Her National League for Democracy party won the Nov. 8 parliamentary elections by a landslide. At that point, she had still hoped to convince the generals to allow the constitutional clause to be scrapped. The military, which controls a quarter of the seats in parliament, refused to relent during several rounds of negotiations with her. So the NLD had to nominate someone else as its candidate for president, who is chosen by members of parliament.


Foreseeing such an eventuality, Suu Kyi told the media before and after the election that she would be the real power in the government, and whoever becomes president would do her bidding. While her statement may sound undemocratic, she could argue that she was only reflecting the will of the people who voted for the party because of her. So she chose a trusted friend she has known for more than 60 years, a confidant who has been by her side for decades and an astute adviser all these years: Htin Kyaw, a 70-year-old former computer programmer and bureaucrat.


Experts say that Suu Kyi's position on being the real power will ensure that Htin Kyaw will be seen as a seat warmer, and therefore an easy target for military leaders keen to reassert control. It gives him little clout in making policy decisions, even among his own colleagues. Experts also warn that it is possible that foreign leaders and governments will bypass him and go directly to Suu Kyi, making him less relevant.

Htin Kyaw wins historic president vote in Myanmar parliament

March 15, 2016

NAYPYITAW, Myanmar (AP) — Myanmar's parliament elected Htin Kyaw as Myanmar's new president Tuesday, a watershed moment that ushers the longtime opposition party of Aung San Suu Kyi into government. The 70-year-old Htin Kyaw, a longtime confidant of Suu Kyi, will take office April 1 to become Myanmar's first democratically elected leader after more than half a century of military rule.
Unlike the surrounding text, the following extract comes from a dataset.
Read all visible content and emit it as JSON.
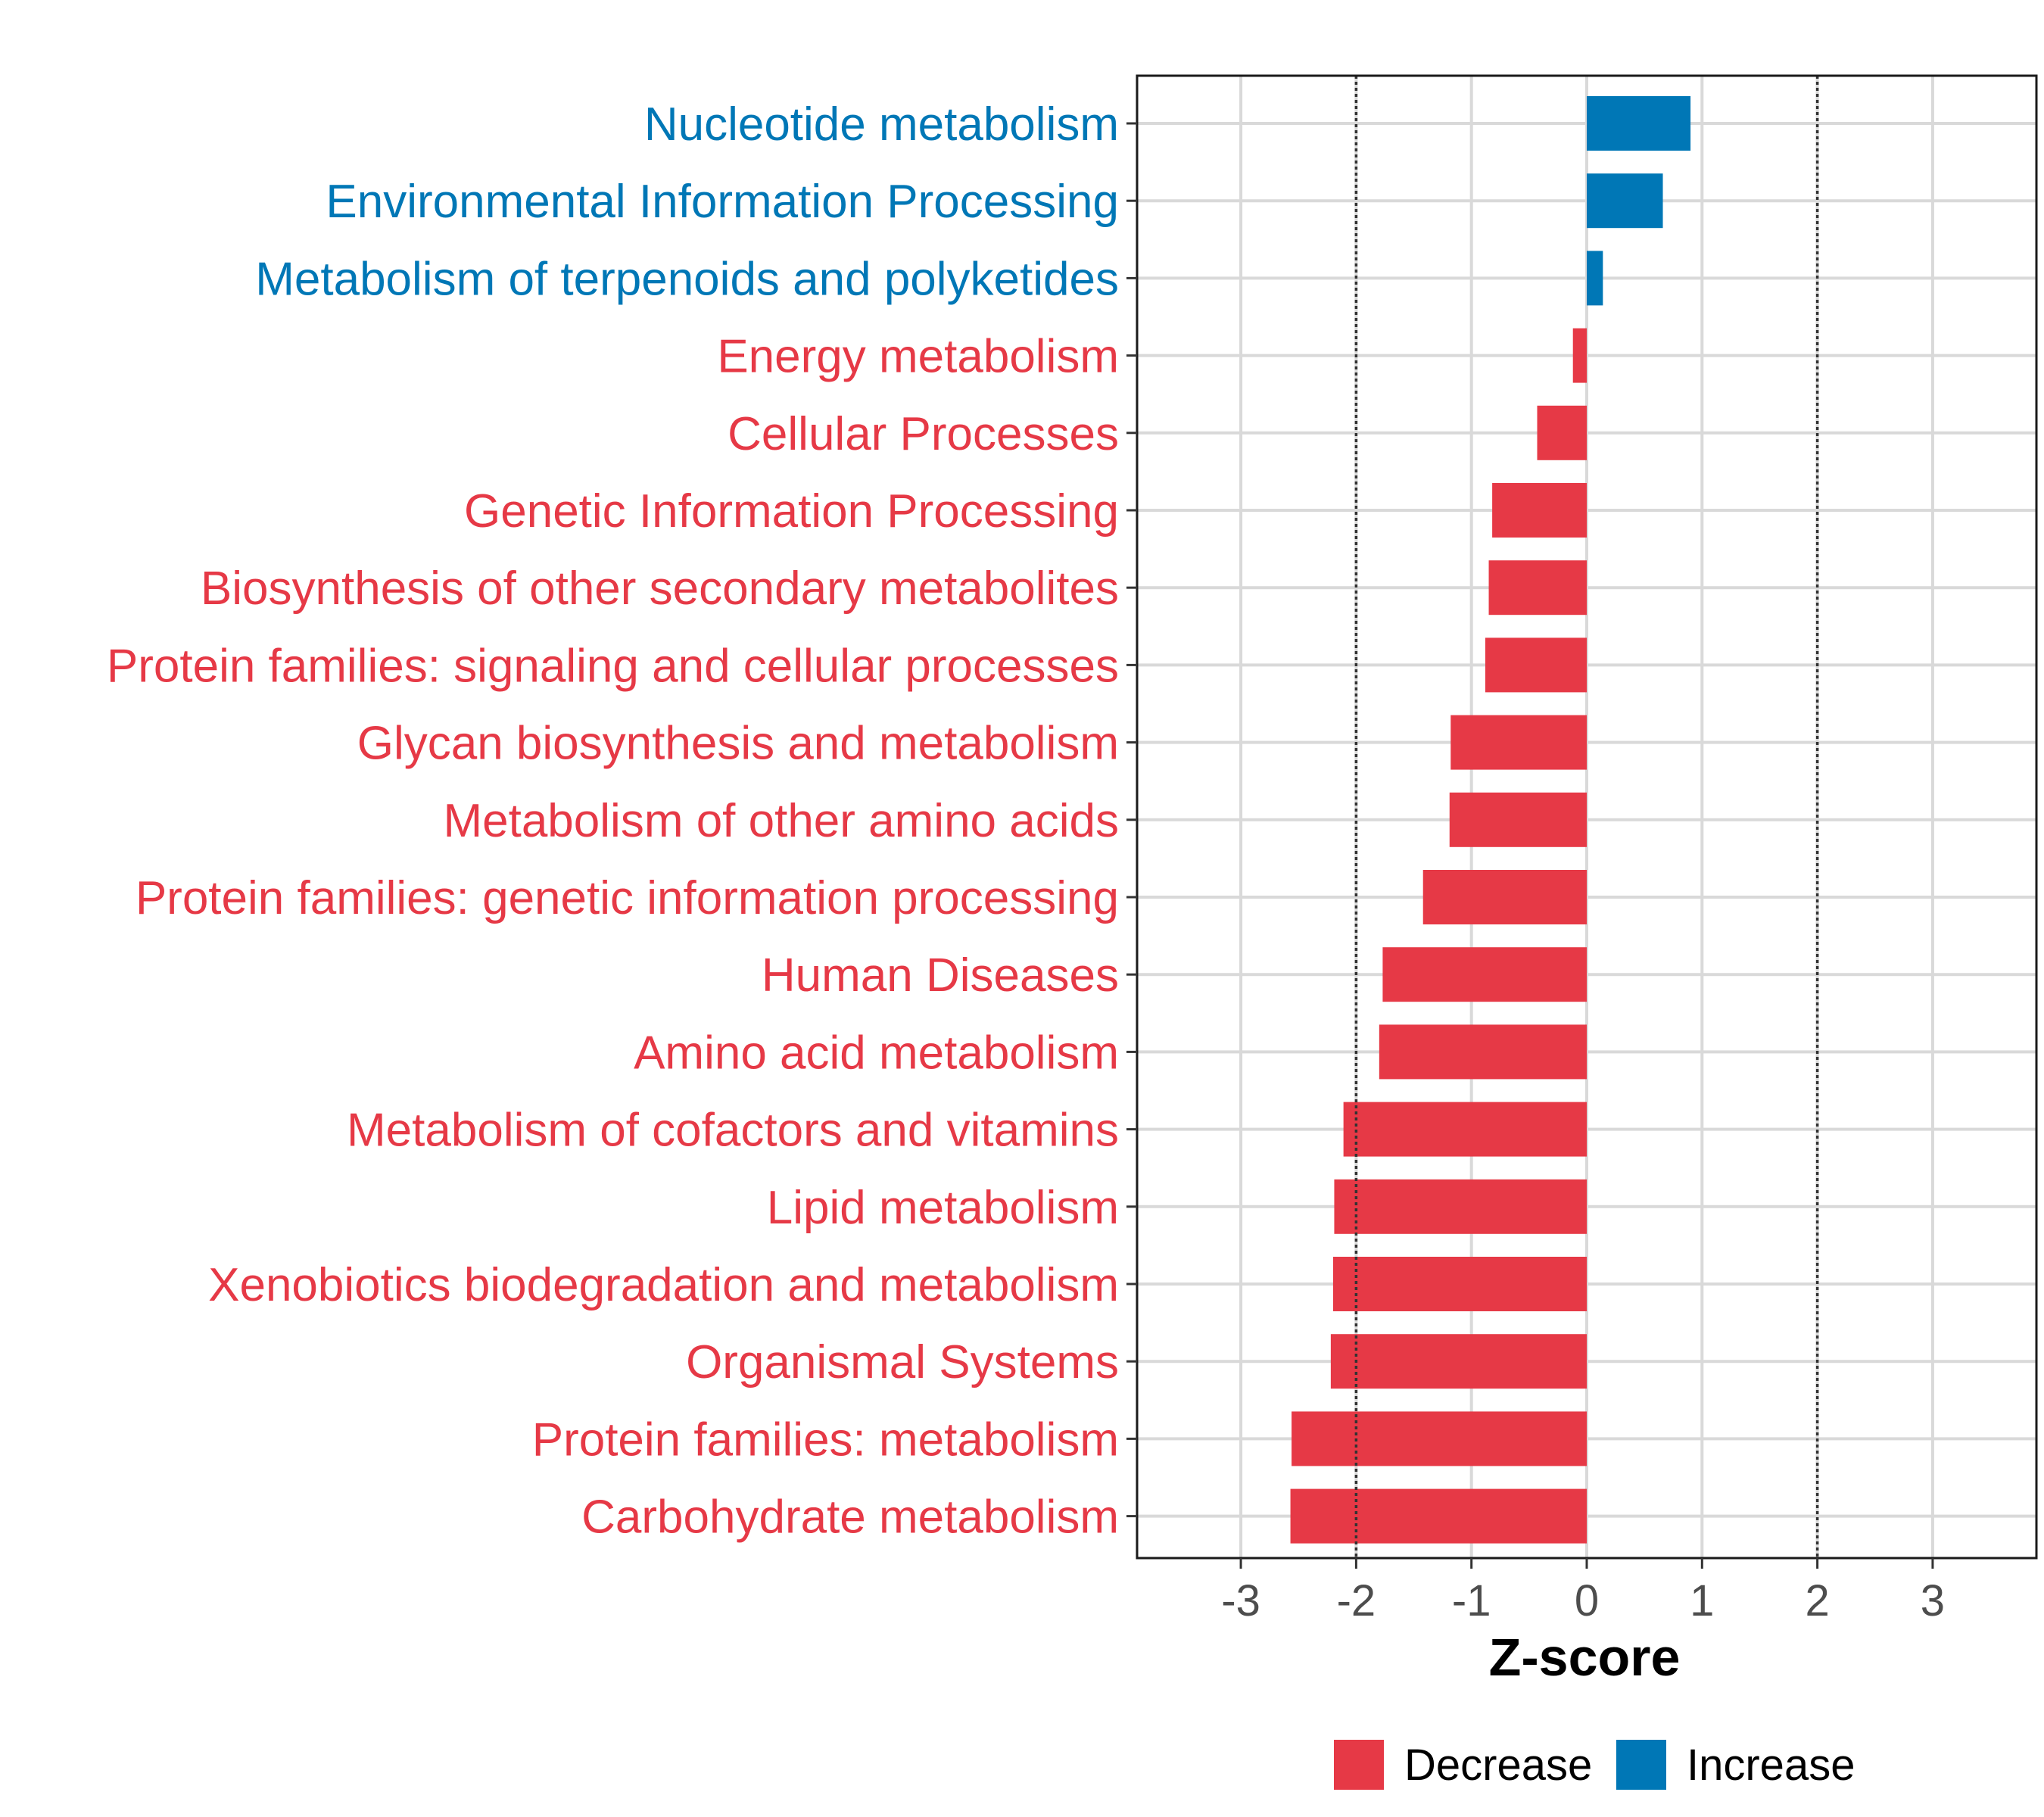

Htin Kyaw's secured 360 votes from among 652 ballots cast in the bicameral parliament, winning a strong majority. The vote count was read aloud and announced by a parliament official. The military's nominee, Myint Swe, won 213 votes and will become the first vice president. Htin Kyaw's running mate from the National League for Democracy party, Henry Van Tio, won 79 votes and will take the post of second vice president.

Suu Kyi led her National League for Democracy party to a sweeping victory in Nov. 8 elections, a reflection of the widespread public support she earned during her decades-long struggle for democracy in Myanmar which was ruled for half a century by a military junta.

The Nobel laureate and longtime political prisoner is the party's unquestionable leader but is blocked from becoming president because of a constitutional clause that excludes anyone with a foreign spouse or children. Suu Kyi's two sons are British, as was her late husband. The clause is widely seen as having been written by the military with Suu Kyi in mind.

To assume the top post in her place, the NLD nominated Suu Kyi's trusted friend and adviser Htin Kyaw, the son of a national poet and the son-in-law of a founding member of the country's pro-democracy movement.

Myanmar's electoral system requires that the president be chosen from candidates put forward by each of the two houses of parliament, and a third nominee from the military, which retains a quarter of the legislative seats.

Myint Swe is seen as a close ally of former junta leader Than Shwe and remains on a U.S. State Department blacklist that bars American companies from doing business with several tycoons and senior military figures connected with the former junta.